I got out the secondary and the steel backplates; there's no way to slide it in place due to the glue pin/hole just aft the dorsal. Sooo what I could is to notch the middle two ribs deep enough for the backplates to fit in. My goal here is to take the weight stress of the saucer off the aft dorsal/sec hull glue joint to prevent splitting. IDK, maybe that's not even necessary once the thing is glued together.


----------



## ClubTepes (Jul 31, 2002)

Chuck_P.R. said:


> Thanks jgoldsack!
> 
> 
> Also thanks to everyone else for their advice.
> ...


Tell you what,
If your afraid of sag over decades, I suggest putting SQUARE tube stock in the nacelle struts.

I have ZERO worries about building mine without an armature.
And I have have ZERO worries about any sag over decades.

If you look at your directions, your gonna find my name.
The pattern that is in the struts, is one of the things that I really pushed for in the the engineering of this kit.
The final pattern is a collaboration between Jim, Jamie and myself.
As an example to prove the concept, I took the struts from the 22' cutaway kit (which has notoriously weak struts). One strut I glued stock and the other I put the x pattern into. Even with the simple rough concept piece which had evergreen plastic in there (which as everyone knows is also very flexible) the result was a structure that was MANY MANY times stronger and more rigid than the stock built strut. 

My suggestions for gluing and to ensure proper straightness, is to use a solvent based glue. (one of the few times I still use tube glue - slow set up time and gap filling characteristics).
Epoxy can 'pop off' of the plastic as it is held on only by surface tension.
The thin glues are good on delicate stuff, but I think they evaporate too quickly.
Make sure you glue the x pattern.
Put the freshly glued struts on a very flat surface and place a board on top of them (spread the struts apart under the board and place weight on top of the boards to really compress them. (I used two 25lb. weights).

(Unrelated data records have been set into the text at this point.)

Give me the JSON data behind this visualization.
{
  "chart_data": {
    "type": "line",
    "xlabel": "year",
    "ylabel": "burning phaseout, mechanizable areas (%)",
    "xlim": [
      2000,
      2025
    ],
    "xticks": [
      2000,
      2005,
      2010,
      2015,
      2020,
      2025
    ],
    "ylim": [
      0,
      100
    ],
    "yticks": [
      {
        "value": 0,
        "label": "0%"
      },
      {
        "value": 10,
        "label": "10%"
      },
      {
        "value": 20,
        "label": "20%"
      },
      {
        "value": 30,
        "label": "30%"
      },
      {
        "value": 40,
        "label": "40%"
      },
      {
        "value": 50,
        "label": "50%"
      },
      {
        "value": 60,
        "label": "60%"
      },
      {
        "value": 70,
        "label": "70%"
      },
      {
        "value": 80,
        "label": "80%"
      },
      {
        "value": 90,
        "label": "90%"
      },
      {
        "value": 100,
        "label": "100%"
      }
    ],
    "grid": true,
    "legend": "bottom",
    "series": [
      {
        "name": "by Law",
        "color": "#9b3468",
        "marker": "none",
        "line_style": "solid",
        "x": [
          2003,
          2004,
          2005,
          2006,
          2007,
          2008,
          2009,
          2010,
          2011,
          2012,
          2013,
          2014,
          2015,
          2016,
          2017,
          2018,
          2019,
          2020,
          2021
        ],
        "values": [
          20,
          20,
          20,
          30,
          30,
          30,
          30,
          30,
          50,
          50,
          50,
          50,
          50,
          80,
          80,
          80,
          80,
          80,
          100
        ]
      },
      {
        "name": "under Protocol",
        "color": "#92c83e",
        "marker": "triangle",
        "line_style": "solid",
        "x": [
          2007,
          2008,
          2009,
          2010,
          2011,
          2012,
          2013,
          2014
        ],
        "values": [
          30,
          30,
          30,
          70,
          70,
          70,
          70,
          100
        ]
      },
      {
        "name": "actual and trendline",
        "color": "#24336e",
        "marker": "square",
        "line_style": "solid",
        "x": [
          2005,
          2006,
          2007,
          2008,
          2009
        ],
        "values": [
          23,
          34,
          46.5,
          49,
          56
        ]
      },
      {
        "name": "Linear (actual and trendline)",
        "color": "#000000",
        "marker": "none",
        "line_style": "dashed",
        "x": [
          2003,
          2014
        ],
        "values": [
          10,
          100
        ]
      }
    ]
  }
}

Again, if you alter the kit, it seems to me that you increase the variables.


----------



## RossW (Jan 12, 2000)

I agree with Mike. I glued mine up just as he suggested (apart from using clamps instead of the weights) and they're as strong as can be.


----------



## SDF-3 (Mar 15, 2010)

I have a first run 350th refit E, almost 6 yrs has not sagged a millimeter.

Even for piece of mind, it is money needlessly spent.


----------



## Proper2 (Dec 8, 2010)

SDF-3 said:


> I have a first run 350th refit E, almost 6 yrs has not sagged a millimeter.
> 
> Even for piece of mind, it is money needlessly spent.


The TOS pylons are different than the Refit. Secondly, almost 6 years is not as long as decades. And also, the value one places on piece of mind is highly subjective.


----------



## ClubTepes (Jul 31, 2002)

Proper2 said:


> The TOS pylons are different than the Refit.


Agreed.
The refit pylons have greater stress where the struts meet the secondary hull.
With less internal bracing.

I actually would consider an armature for the refit.


----------



## Trekkriffic (Mar 20, 2007)

ClubTepes said:


> Tell you what,
> If your afraid of sag over decades, I suggest putting SQUARE tube stock in the nacelle struts.
> 
> I have ZERO worries about building mine without an armature.
> ...


You engineered those struts? You deserve a pat on the back. I knew not to mess with them when I saw all that cross-bracing. Used tube glue on all the mating surfaces and they were as strong as I expected them to be once the glue dried.


----------